Tous les jours, je me rends au laboratoire en bicyclette.
Le matin, j’emprunte une petite route en promontoire qui serpente le long du fleuve : entre les reflets argentés des galets, les maisons en bois alignées sur la rive en face et les montagnes tout autour, on se croirait dans une vallée des Alpes. À part les automobilistes, qui se sentent peu concernés par la nonchalance helvétique, et ne partagent qu’à contre cœur l’étroite route à double sens avec les amateurs d’air champêtre en deux-roues.
Le soir, je coupe par les terres et navigue les chemins de rizière à la seule lueur de ma dynamo. À choisir mes risques, plutôt finir dans cinquante centimètres d’eau boueuse, qu’aplati entre deux semi-remorques.

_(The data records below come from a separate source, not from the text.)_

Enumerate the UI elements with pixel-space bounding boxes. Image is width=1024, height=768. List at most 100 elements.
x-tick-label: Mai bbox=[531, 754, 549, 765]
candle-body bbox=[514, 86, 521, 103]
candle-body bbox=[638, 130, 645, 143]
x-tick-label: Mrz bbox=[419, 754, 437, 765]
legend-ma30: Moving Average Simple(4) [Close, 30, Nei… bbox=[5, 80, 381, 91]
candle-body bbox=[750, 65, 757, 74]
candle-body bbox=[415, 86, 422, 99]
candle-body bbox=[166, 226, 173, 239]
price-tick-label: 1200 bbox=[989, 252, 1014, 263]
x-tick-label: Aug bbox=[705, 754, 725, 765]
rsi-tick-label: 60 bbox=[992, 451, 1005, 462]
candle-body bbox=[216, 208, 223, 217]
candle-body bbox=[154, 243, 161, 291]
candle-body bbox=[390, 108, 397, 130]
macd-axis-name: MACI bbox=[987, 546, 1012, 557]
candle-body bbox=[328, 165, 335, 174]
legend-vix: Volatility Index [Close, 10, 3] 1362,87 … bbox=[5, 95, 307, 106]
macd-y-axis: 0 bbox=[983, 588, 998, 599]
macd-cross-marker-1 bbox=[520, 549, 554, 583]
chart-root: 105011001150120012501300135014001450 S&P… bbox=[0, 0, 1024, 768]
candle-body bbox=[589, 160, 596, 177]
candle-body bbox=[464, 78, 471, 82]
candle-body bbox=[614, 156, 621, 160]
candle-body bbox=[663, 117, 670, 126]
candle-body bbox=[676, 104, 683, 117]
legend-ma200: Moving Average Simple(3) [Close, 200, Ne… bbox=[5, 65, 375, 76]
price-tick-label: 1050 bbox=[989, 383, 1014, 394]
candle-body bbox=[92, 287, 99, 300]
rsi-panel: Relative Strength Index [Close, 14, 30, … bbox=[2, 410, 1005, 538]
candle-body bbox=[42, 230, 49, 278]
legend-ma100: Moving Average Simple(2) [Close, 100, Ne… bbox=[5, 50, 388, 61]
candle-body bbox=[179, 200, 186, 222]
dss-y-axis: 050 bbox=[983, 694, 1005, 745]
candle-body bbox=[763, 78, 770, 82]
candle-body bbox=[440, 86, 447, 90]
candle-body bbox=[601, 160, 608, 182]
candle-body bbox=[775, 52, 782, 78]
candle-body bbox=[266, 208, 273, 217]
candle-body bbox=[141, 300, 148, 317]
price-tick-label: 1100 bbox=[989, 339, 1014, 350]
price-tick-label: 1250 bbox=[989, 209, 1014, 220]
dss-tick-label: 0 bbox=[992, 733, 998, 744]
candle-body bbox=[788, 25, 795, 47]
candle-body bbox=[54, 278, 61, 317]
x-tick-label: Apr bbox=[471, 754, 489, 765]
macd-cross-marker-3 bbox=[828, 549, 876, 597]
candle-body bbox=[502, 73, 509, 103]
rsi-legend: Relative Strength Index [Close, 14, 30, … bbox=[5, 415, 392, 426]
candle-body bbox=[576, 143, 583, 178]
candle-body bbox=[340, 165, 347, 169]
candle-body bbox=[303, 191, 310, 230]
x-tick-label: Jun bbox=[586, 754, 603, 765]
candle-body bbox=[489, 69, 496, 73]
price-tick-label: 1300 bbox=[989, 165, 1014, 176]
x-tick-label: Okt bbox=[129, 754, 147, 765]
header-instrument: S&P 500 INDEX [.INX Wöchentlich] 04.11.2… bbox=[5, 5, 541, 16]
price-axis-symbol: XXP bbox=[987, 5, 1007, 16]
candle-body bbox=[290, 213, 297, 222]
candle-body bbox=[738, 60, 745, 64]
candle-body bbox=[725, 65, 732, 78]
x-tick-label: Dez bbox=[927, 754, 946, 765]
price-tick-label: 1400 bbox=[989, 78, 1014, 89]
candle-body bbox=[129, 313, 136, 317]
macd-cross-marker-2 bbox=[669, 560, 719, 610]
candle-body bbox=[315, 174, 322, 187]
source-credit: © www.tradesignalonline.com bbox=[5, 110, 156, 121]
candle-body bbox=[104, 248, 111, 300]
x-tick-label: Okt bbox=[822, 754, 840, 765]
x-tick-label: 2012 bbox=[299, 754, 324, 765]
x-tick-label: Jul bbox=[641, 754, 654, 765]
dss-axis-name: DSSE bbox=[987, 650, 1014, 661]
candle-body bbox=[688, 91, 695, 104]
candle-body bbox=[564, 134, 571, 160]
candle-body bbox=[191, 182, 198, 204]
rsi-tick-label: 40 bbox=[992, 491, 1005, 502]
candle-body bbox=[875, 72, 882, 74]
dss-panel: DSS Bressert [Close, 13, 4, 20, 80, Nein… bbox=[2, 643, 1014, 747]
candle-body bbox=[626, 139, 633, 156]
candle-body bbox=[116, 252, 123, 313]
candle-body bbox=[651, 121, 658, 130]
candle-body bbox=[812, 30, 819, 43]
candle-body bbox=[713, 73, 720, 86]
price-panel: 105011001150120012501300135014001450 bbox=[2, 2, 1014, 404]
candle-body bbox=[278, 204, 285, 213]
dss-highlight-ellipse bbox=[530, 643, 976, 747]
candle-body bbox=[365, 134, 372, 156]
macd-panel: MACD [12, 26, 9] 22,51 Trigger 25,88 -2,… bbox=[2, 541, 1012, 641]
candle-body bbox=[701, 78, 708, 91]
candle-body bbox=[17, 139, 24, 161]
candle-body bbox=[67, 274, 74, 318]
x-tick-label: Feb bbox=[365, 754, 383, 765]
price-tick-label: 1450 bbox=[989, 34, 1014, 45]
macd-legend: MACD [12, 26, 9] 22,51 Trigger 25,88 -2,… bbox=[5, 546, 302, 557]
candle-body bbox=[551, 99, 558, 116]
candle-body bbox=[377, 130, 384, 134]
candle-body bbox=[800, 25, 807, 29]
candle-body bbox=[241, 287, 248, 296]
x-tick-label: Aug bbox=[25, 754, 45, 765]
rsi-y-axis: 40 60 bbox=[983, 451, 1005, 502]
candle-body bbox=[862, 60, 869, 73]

J’aime bien ma routine du soir, où la nécessité de tenir un guidon plutôt qu’un livre ou un bloc-note, me force à passer vingt minutes en tête-à-tête avec mes pensées. C’est fou, les choses dont on se souvient lorsque l’on n’essaie pas de réfléchir à quelque chose. Un ami qui avait fait le tour du monde en vélo m’avait confié qu’il occupait les étapes les plus monotones de son périple en se récitant des quatrains : les alexandrins se plieraient naturellement au rythme des coups de pédale sur une respiration régulière. Il avait raison.
L’air vespéral a le parfum distinct des soirées d’automne, vivifiant mais pas encore glacial, un air au goût délicieux, comme on dit par ici.
Parfois, en pédalant dans ma campagne crépusculaire, je ne peux m’empêcher de penser aux curés de Bernanos, sans vraiment savoir pourquoi.
Je me demande s’il existe un bovarysme heureux.